Two major factors contributed to Rebecca’s success in getting on to the land to start Yellow Barn Farm. The first was a flexible position with the Veggie Compass project at UW-Madison that would provide her with reliable off-farm income and work during the winter months. The second is a set of programs run through the Farm Service Agency of the United States Department of Agriculture: the Beginning Farmer and Rancher Loan Program and the Socially Disadvantaged Farmer program. These programs prioritize real estate and operating loans for new and disadvantaged farmers. “I was only able to start my farm because of these programs,” she said. “No one else would have given me those loans to start the farm.”

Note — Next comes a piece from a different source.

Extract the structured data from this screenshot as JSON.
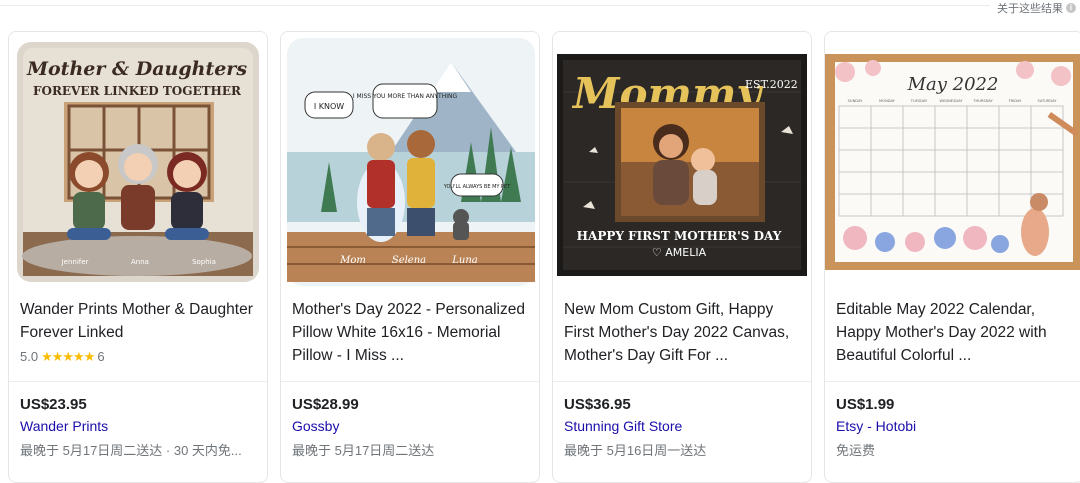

Yellow Barn Farm saw immediate success in its first year as a three-quarter acre market garden selling at the Spring Green Farmers Market, Arcadia Books, Driftless Depot and local caterers. With one year under her belt, Rebecca launched a CSA, expanding to one and a quarter acres, while also continuing at the market. “I didn’t want to let down these members who all paid in advance,” Rebecca said in conveying her anxiety about the first CSA year. “The cucumbers were terrible. Crops failed. There was tons of disease. But the boxes were overflowing and people showed up and made the farm a fun place to be.” The season was again a success. Rebecca is entering the third year of the farm with high hopes, and meeting all the challenges of a new farmer with aplomb.
Learn more about Yellow Barn Farm at the website, and visit Rebecca and her delicious produce at the Spring Green Farmer’s Market on Saturday mornings.
Q&A with Rebecca Claypool of Yellow Barn Farm
Biggest Success: “Clearly the people who have showed up and participated and supported and pitched in. They have made this be fun and wonderful.”
Biggest Challenge: “Decision fatigue is a serious problem. On a daily basis I have to make so many decisions: how many tomatoes do members receive, what goes to the farmer’s market, what to hold for next week’s CSA boxes. The little decisions build up. The second is pests and disease.”
Lesson Learned: “Attitude. Success has a lot to do with the way you react to the unexpected. If a crop gets eaten or works out poorly, not dwelling on it has so much more overall impact than any one other thing can.”
Favorite Farming Resource: “My good farmer friend Laura Mortimore at Orange Cat Community Farm. We’re at the same stage in our farms, she’s been a lifeline. We bounce ideas and resources off each other, and we vent sometimes too.”
Advice for New Farmers: “Get experience. Work on someone else’s farm before starting your own.”